Si en la sociedad actual se toleran gran número de parásitos, consiste en que las costumbres y la organización de ella les conceden un puesto especial en la misma; pero, aun así, mucho se comienza a apartarse de ellos. El alcahuete sólo se jacta de sus funciones entre la gente de su calaña que los necesita; la inmensa mayoría de la población evita todo contacto con ellos. El verdugo, que es un funcionario público, en todos los tiempos ha sido señalado con el dedo. Si otras muchas funciones no han caído aún tan abajo, van perdiendo cada vez más su prestigio: sólo ciertas momias del pasado las glorifican todavía; la mayor parte de sus secuaces exponen ya en su defensa las circunstancias atenuantes de las necesidades sociales.

Imaginamos que en la sociedad futura acontecerá lo mismo respecto a quienes quieran vivír como parásitos. Los trabajadores podrían por compasión dejarse roer en parte por los holgazanes, dejando entrever el asco que les inspirase esta posición inferior. El holgazán, antes de aceptar una situación semejante, trataría de hacerse útil en una multitud de cosas accesorias que a veces repugnarían a otros; diariamente vemos ocurrir esto a nuestra vista. Y engranados así entre los grupos productores, los más refractarios al trabajo encontrarían el medio de hacerse útiles.

También se ha hablado de los orientales, de los habitantes de ciertas islas o comarcas de los trópicos, personas cuya molicie es proverbial y para quienes la pereza constituye un verdadero culto. Pero en esos países, la pereza está en razón directa de lo cálido del clima; y, ademas, las facilidades para la vida son allí tan grandes, que nada obliga a los indígenas a violentar su naturaleza. Basta alargar la mano para ganar que comer; un puñado de dátiles, de arroz o de mijo son suficientes para alimentar a un hombre un dia entero; los vestidos se encuentran hechos en las hojas de los árboles; las personas de gustos más refinados se toman un poco más de molestia aplastando a golpes determinadas cortezas, pero todo esto no exige gran esfuerzo, si bien se mira.

Por haber querido amoldarlas a nuestro género de vida, los europeos han diezmado a poblaciones que antes eran modelos de fuerza y de elegancia, y vivian en las mejores condiciones de holgura y de felicidad. La libre asimilación de nuestros conocimientos, la adaptación lenta, hubieran podido hacerlas progresar; la violencia y la autoridad las han diezmado o hecho retroceder.

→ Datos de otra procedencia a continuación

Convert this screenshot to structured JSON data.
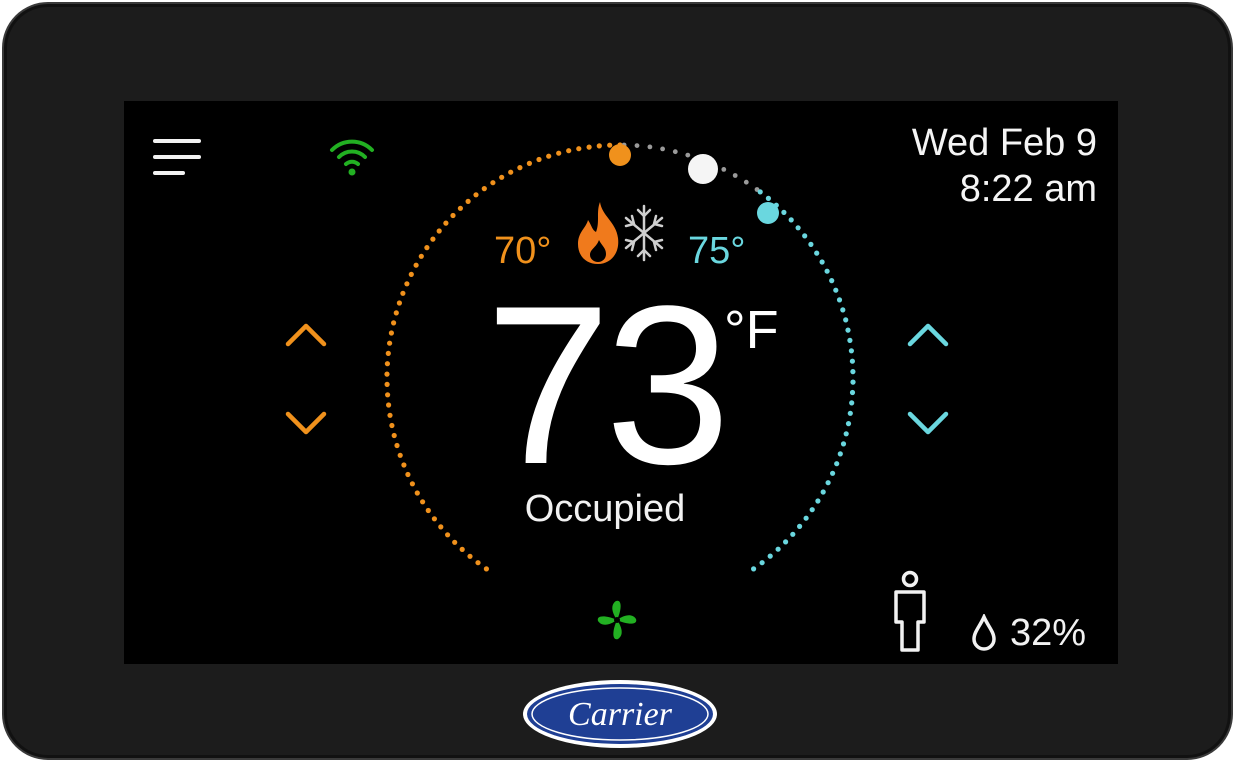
{
  "header": {
    "date": "Wed Feb 9",
    "time": "8:22 am"
  },
  "setpoints": {
    "heat": "70°",
    "cool": "75°"
  },
  "current": {
    "temperature": "73",
    "unit": "°F",
    "status": "Occupied"
  },
  "humidity": "32%",
  "brand": "Carrier",
  "colors": {
    "heat": "#f0911c",
    "cool": "#6ad7df",
    "wifi": "#22b022",
    "fan": "#22b022",
    "brand_blue": "#1f3f94"
  },
  "icons": [
    "menu-icon",
    "wifi-icon",
    "flame-icon",
    "snowflake-icon",
    "fan-icon",
    "person-icon",
    "droplet-icon"
  ]
}
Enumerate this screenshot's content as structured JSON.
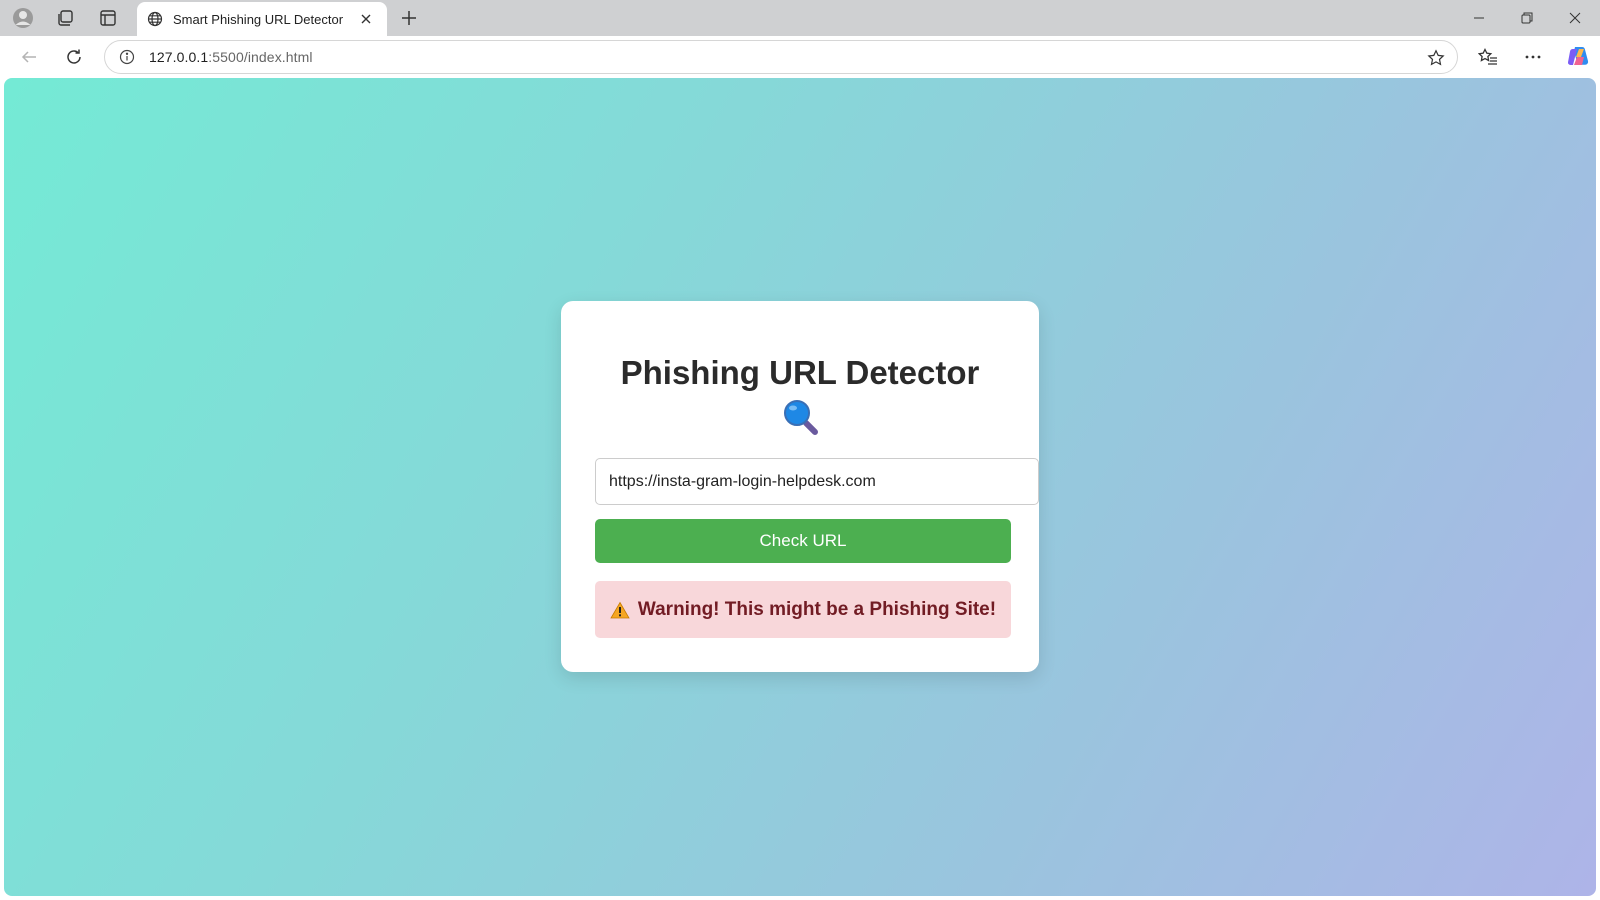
{
  "browser": {
    "tab_title": "Smart Phishing URL Detector",
    "url_host": "127.0.0.1",
    "url_path": ":5500/index.html"
  },
  "page": {
    "title": "Phishing URL Detector",
    "title_icon": "magnifying-glass-icon",
    "url_input_value": "https://insta-gram-login-helpdesk.com",
    "check_button_label": "Check URL",
    "result_icon": "warning-icon",
    "result_text": "Warning! This might be a Phishing Site!"
  },
  "colors": {
    "button": "#4caf50",
    "alert_bg": "#f8d7da",
    "alert_text": "#721c24",
    "gradient_start": "#74ead5",
    "gradient_end": "#aeb4e8"
  }
}
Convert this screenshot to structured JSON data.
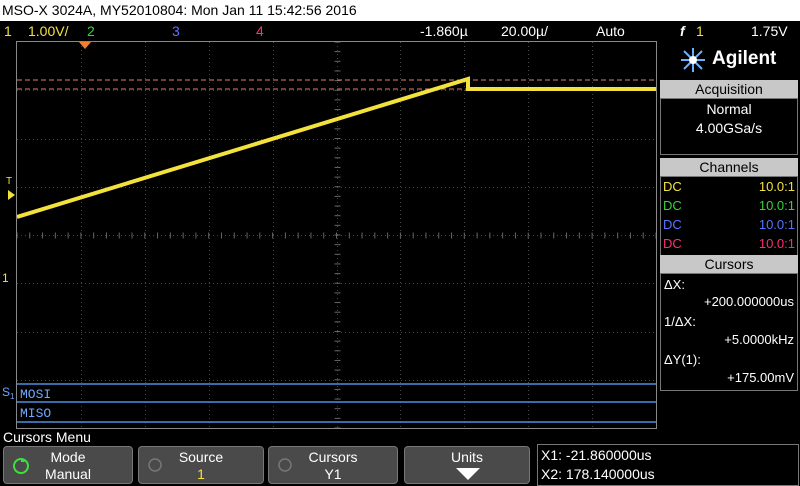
{
  "title": "MSO-X 3024A, MY52010804: Mon Jan 11 15:42:56 2016",
  "status": {
    "ch1_num": "1",
    "ch1_scale": "1.00V/",
    "ch2_num": "2",
    "ch3_num": "3",
    "ch4_num": "4",
    "delay": "-1.860µ",
    "timebase": "20.00µ/",
    "trig_mode": "Auto",
    "trig_glyph": "f",
    "trig_ch": "1",
    "trig_level": "1.75V"
  },
  "screen": {
    "trig_marker": "T",
    "ch1_marker": "1",
    "serial_marker": "S",
    "serial_marker_sub": "1",
    "mosi_label": "MOSI",
    "miso_label": "MISO"
  },
  "panel": {
    "brand": "Agilent",
    "acq_header": "Acquisition",
    "acq_mode": "Normal",
    "acq_rate": "4.00GSa/s",
    "channels_header": "Channels",
    "channels": [
      {
        "coupling": "DC",
        "ratio": "10.0:1",
        "color": "#f4e23c"
      },
      {
        "coupling": "DC",
        "ratio": "10.0:1",
        "color": "#35d43a"
      },
      {
        "coupling": "DC",
        "ratio": "10.0:1",
        "color": "#5a73ff"
      },
      {
        "coupling": "DC",
        "ratio": "10.0:1",
        "color": "#ff2e72"
      }
    ],
    "cursors_header": "Cursors",
    "dx_label": "ΔX:",
    "dx_value": "+200.000000us",
    "inv_dx_label": "1/ΔX:",
    "inv_dx_value": "+5.0000kHz",
    "dy_label": "ΔY(1):",
    "dy_value": "+175.00mV"
  },
  "menu": {
    "title": "Cursors Menu",
    "keys": [
      {
        "top": "Mode",
        "bottom": "Manual"
      },
      {
        "top": "Source",
        "bottom": "1"
      },
      {
        "top": "Cursors",
        "bottom": "Y1"
      },
      {
        "top": "Units",
        "bottom": ""
      }
    ],
    "x1": "X1: -21.860000us",
    "x2": "X2: 178.140000us"
  },
  "colors": {
    "ch1": "#f4e23c",
    "ch2": "#35d43a",
    "ch3": "#5a73ff",
    "ch4": "#ff2e72",
    "cursor": "#e0806a",
    "serial": "#4a8fe0"
  }
}
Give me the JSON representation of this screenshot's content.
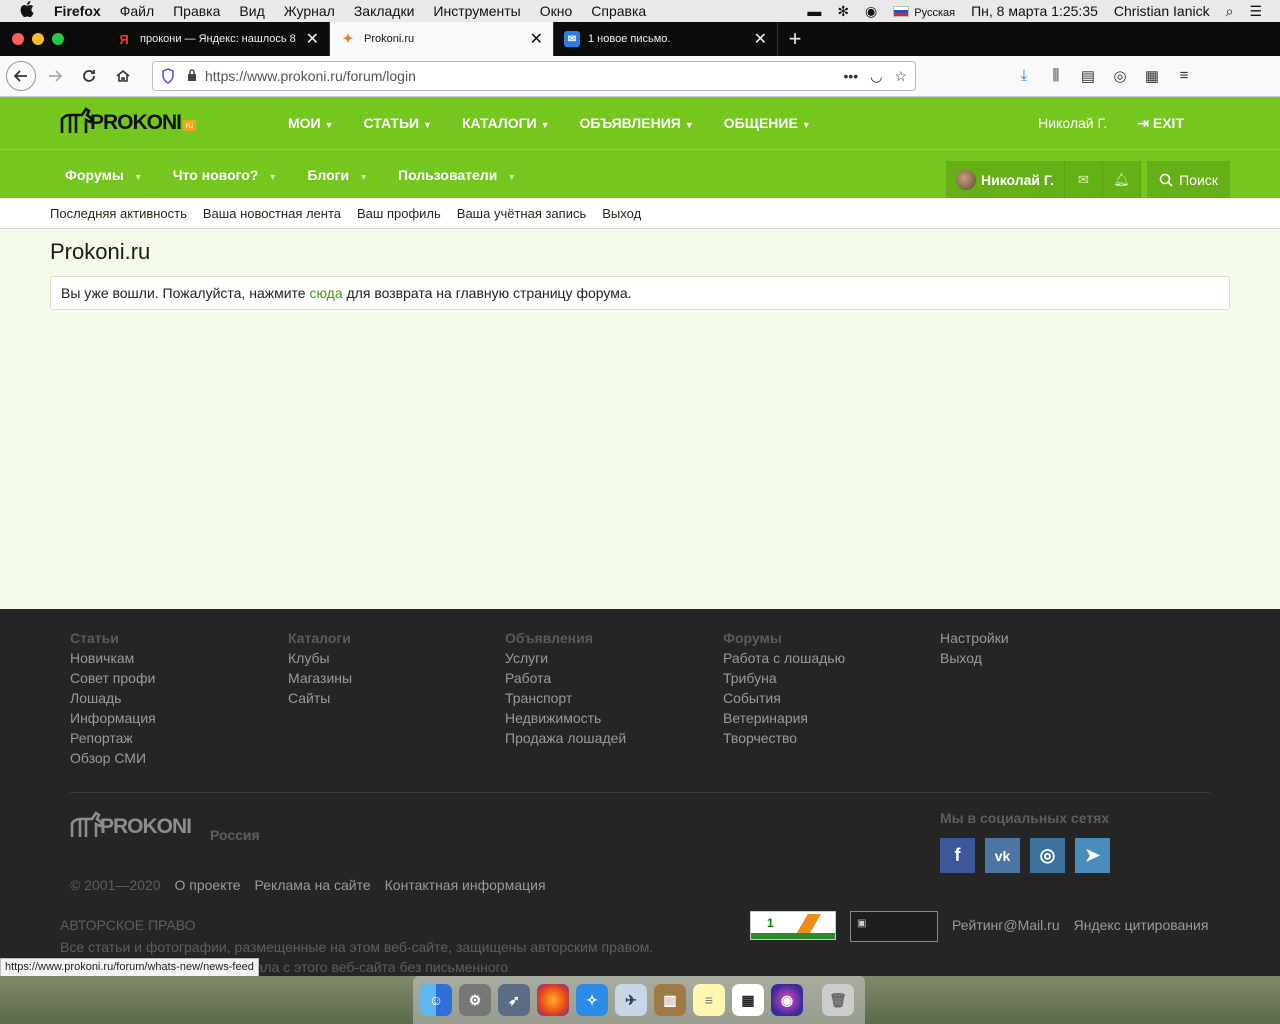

Proponerse obligar por la fuerza bruta a los recalcitrantes al trabajo, sería hacerles sublevarse contra la sociedad. Entonces tratarían de proporcionarse por medio de la astucia o de la fuerza (el robo y el asesinato de la sociedad actual) lo que se les niegue de buena voluntad. ¿Habría, pues, que crear un cuerpo de polizontes para impedirles tomar lo que se les negara, otro cuerpo de jueces para condenarlos, otro cuerpo de carceleros para su custodia? Eso sería llegar poco a poco a reconstituir la sociedad actual, con los mecanismos más eficaces para la arbitrariedad y la expoliación. ¿Acaso los servicios que las tales instituciones prestan en la sociedad actual no son suficientes para quitarnos las ganas de pedir que se restableciesen en la sociedad futura?

Para no dar de comer a cierto número de holgazanes, los autoritarios no dan con otro remedio sino crear otra categoria de holgazanes, con la circunstancia agravante de que la condición de estos últimos sería legal e inamovible, eternizando una situación deplorable. Así tendriamos que mantener a dos clases de holgazanes: los que viviesen a expensas y a disgusto de la sociedad, y los que ella misma crease con el pretexto de no alimentar a ninguno. Con esta espada de Damocles más, suspendida eternamente sobre nuestras cabezas: una fuerza pública creada y armada para obligar a los individuos a hacer lo que no les plazca, y que siempre podría volverse contra aquellos que la hubieran establecido.